Mistress Llewellyn se irguió altiva, se puso en pie y salió de la habitación sin decir palabra.

Cuando se extinguieron sus pasos, Markham se incorporó, agresivo, y se encaró con Vance.

—¡Basta ya! —le dijo en irritado reproche—. Todas estas habladurías domésticas no nos conducirán a ninguna parte. Estás sencillamente inventando fantasmas.

Vance suspiró, resignado.

—¡Bien, bien! Vámonos ya. La hora de las brujas hace mucho que ha pasado.

Cuando salimos del vestíbulo, el agente Sullivan descendía por las escaleras.

—El sargento va a esperar la ambulancia, y después enviará a todo el mundo a dormir —dijo a Markham—. Yo me voy a casa a planchar el colchón. Buenas noches, jefe. Adiós, mister Vance.

Y el agente desapareció en la calle.

El cadavérico mayordomo, cansado y soñoliento, nos ayudó a ponernos los abrigos.

—Recibirá usted órdenes del sargento Heath —le dijo Markham.

El hombre se inclinó y se dispuso a abrirnos la puerta. Pero antes que llegase a ella se oyó el ruido de una llave al girar en la cerradura. Un momento después, Kinkaid se precipitaba en el vestíbulo. Al vernos se detuvo, indeciso.

—¿Qué significa esto? —preguntó, autoritario—. Y ¿qué hacen ahí fuera esos agentes?

—Estamos aquí cumpliendo nuestro deber —le dijo Markham—. En esta casa ha ocurrido una tragedia esta noche.
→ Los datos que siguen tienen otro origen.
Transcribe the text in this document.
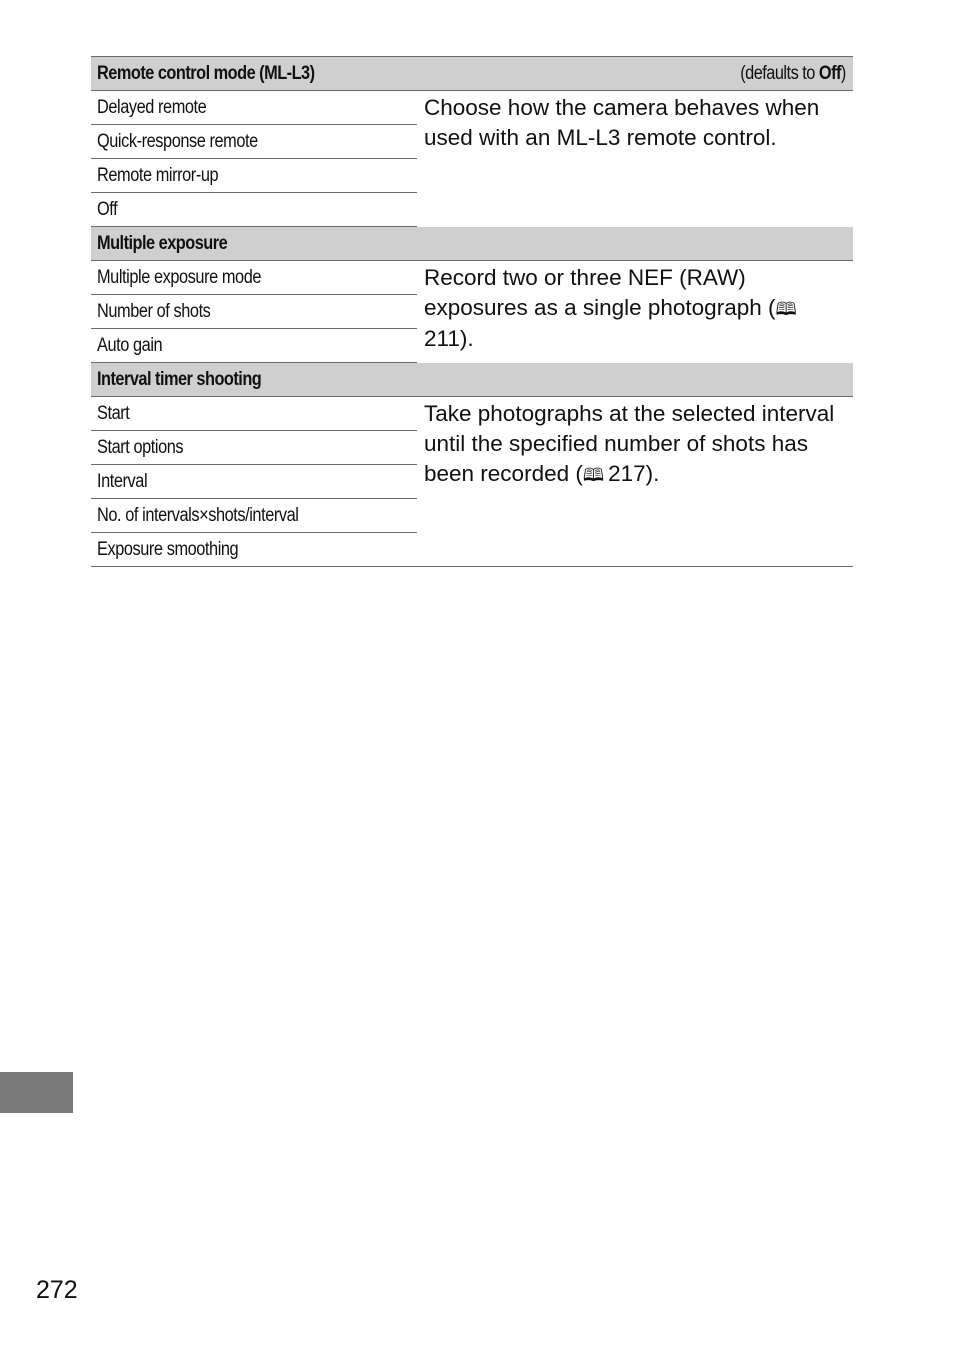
Remote control mode (ML-L3)	(defaults to Off)
Delayed remote
Quick-response remote
Remote mirror-up
Off
Choose how the camera behaves when used with an ML-L3 remote control.
Multiple exposure
Multiple exposure mode
Number of shots
Auto gain
Record two or three NEF (RAW) exposures as a single photograph (🕮211).
Interval timer shooting
Start
Start options
Interval
No. of intervals×shots/interval
Exposure smoothing
Take photographs at the selected interval until the specified number of shots has been recorded (🕮 217).
272
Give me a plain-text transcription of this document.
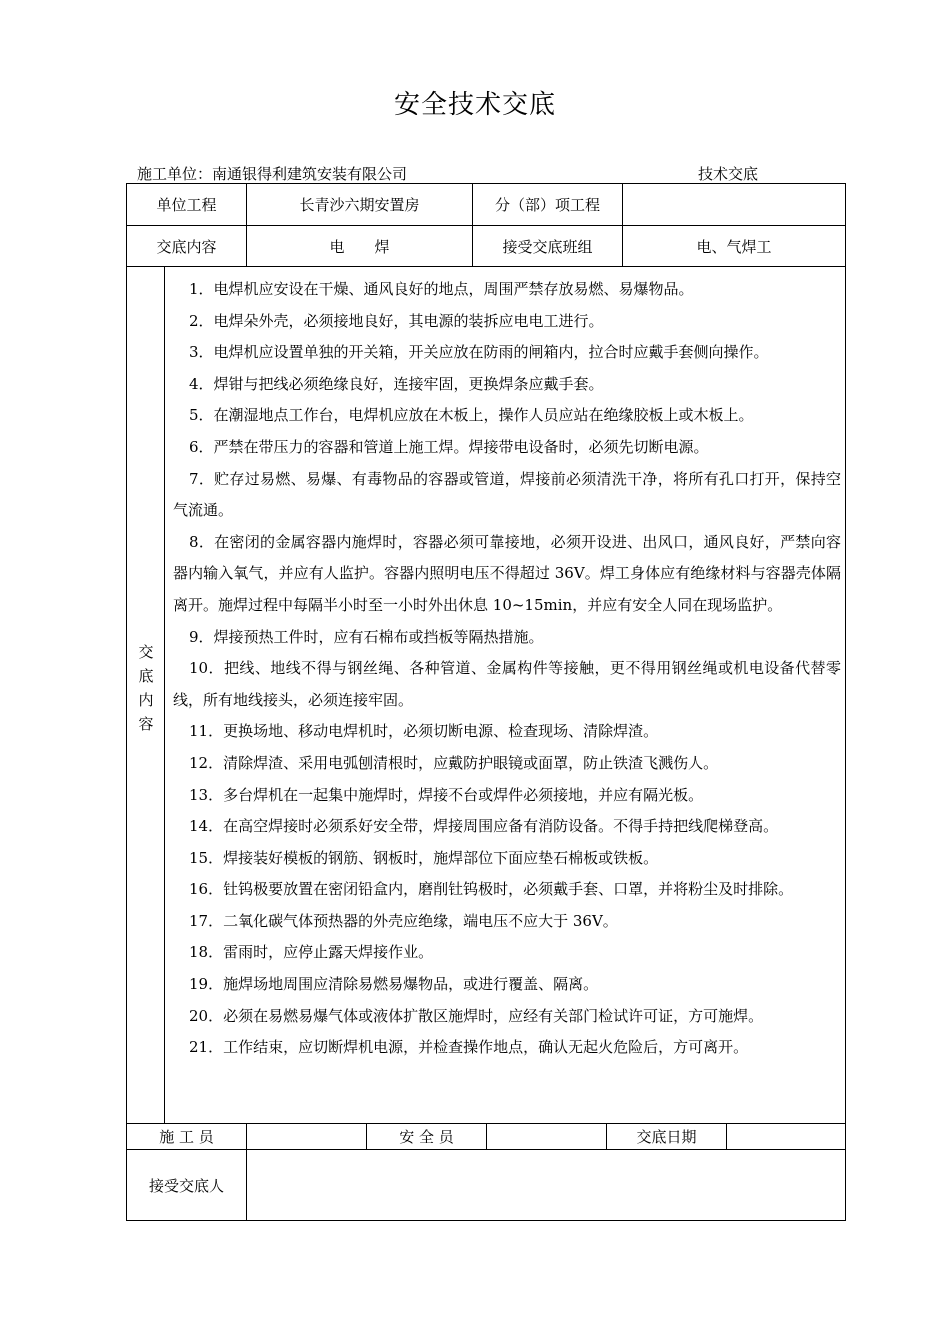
安全技术交底
施工单位：南通银得利建筑安装有限公司	技术交底
单位工程	长青沙六期安置房	分（部）项工程
交底内容	电　　焊	接受交底班组	电、气焊工
交
底
内
容

1．电焊机应安设在干燥、通风良好的地点，周围严禁存放易燃、易爆物品。

2．电焊朵外壳，必须接地良好，其电源的装拆应电电工进行。

3．电焊机应设置单独的开关箱，开关应放在防雨的闸箱内，拉合时应戴手套侧向操作。

4．焊钳与把线必须绝缘良好，连接牢固，更换焊条应戴手套。

5．在潮湿地点工作台，电焊机应放在木板上，操作人员应站在绝缘胶板上或木板上。

6．严禁在带压力的容器和管道上施工焊。焊接带电设备时，必须先切断电源。

7．贮存过易燃、易爆、有毒物品的容器或管道，焊接前必须清洗干净，将所有孔口打开，保持空气流通。

8．在密闭的金属容器内施焊时，容器必须可靠接地，必须开设进、出风口，通风良好，严禁向容器内输入氧气，并应有人监护。容器内照明电压不得超过 36V。焊工身体应有绝缘材料与容器壳体隔离开。施焊过程中每隔半小时至一小时外出休息 10~15min，并应有安全人同在现场监护。

9．焊接预热工件时，应有石棉布或挡板等隔热措施。

10．把线、地线不得与钢丝绳、各种管道、金属构件等接触，更不得用钢丝绳或机电设备代替零线，所有地线接头，必须连接牢固。

11．更换场地、移动电焊机时，必须切断电源、检查现场、清除焊渣。

12．清除焊渣、采用电弧刨清根时，应戴防护眼镜或面罩，防止铁渣飞溅伤人。

13．多台焊机在一起集中施焊时，焊接不台或焊件必须接地，并应有隔光板。

14．在高空焊接时必须系好安全带，焊接周围应备有消防设备。不得手持把线爬梯登高。

15．焊接装好模板的钢筋、钢板时，施焊部位下面应垫石棉板或铁板。

16．钍钨极要放置在密闭铅盒内，磨削钍钨极时，必须戴手套、口罩，并将粉尘及时排除。

17．二氧化碳气体预热器的外壳应绝缘，端电压不应大于 36V。

18．雷雨时，应停止露天焊接作业。

19．施焊场地周围应清除易燃易爆物品，或进行覆盖、隔离。

20．必须在易燃易爆气体或液体扩散区施焊时，应经有关部门检试许可证，方可施焊。

21．工作结束，应切断焊机电源，并检查操作地点，确认无起火危险后，方可离开。

施 工 员	安 全 员	交底日期
接受交底人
Los músculos del rostro de Kinkaid se aflojaron, adoptando una expresión de fría calma; en una fracción de segundo volvió a ser el jugador impasible de siempre.

—La esposa de su sobrino ha muerto —intervino Vance—. Ha sido envenenada. Y Lynn Llewellyn fue envenenado también.
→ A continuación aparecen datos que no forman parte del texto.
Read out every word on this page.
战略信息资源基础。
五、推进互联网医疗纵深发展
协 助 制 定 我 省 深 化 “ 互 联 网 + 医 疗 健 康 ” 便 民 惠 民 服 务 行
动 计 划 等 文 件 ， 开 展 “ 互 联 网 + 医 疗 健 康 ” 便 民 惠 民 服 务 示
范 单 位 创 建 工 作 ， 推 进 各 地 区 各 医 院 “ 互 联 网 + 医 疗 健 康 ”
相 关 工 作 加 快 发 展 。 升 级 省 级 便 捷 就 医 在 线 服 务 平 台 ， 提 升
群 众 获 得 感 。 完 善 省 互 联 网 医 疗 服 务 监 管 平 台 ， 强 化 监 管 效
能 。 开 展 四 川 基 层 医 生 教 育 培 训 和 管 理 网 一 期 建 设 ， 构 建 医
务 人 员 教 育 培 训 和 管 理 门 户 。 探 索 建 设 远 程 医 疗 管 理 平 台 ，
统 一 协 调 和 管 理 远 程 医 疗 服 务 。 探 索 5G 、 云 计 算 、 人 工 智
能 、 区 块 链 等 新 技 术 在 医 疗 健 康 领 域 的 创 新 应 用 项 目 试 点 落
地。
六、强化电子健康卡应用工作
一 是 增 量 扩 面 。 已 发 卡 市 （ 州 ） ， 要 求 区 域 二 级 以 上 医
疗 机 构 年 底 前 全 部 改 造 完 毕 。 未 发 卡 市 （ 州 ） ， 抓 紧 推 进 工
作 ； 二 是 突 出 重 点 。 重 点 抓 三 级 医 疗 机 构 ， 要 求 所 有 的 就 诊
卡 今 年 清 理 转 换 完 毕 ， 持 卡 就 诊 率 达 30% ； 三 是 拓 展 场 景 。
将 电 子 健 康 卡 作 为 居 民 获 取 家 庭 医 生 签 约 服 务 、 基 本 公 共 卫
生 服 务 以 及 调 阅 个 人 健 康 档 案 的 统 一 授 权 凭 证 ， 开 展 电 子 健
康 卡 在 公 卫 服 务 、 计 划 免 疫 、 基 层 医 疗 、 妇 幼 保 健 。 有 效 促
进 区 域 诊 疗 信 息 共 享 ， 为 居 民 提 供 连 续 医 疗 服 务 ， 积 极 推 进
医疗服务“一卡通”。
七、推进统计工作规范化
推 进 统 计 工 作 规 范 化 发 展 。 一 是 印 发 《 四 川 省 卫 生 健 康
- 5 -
—¡Al diablo con Lynn! —rezongó Kinkaid entre dientes—. ¿Qué más?

—Esto es todo lo que sabemos por el momento, excepto que mistress Llewellyn murió aproximadamente a la misma hora en que su marido sufría un colapso en el Casino. El forense lo atribuye a la belladona. Él sargento Heath, de la brigada criminal, espera arriba la ambulancia que ha de transportar el cadáver al depósito. Esperamos saber algo más después de la autopsia que se efectuará mañana: Su sobrino, según el último informe, está fuera de peligro.

En aquel momento se produjo una escalofriante interrupción. Una voz de mujer gritó desde arriba. Se abrió una puerta con estruendo, y llegó hasta nosotros algo así como un débil lamento. Se oyó el ruido de unos pasos enérgicos que avanzaban por el pasillo. La sangre se me heló en las venas, no sé por qué. Y todos corrimos a un tiempo hacia las escaleras.

De pronto, Heath apareció en el descansillo de arriba. A la luz de las lámparas del vestíbulo pude ver que sus ojos brillaban de excitación. Nos hizo señas agitando nerviosamente las manos.

—Suba usted aquí, mister Markham —gritó, con voz ronca—. ¡Algo ha ocurrido!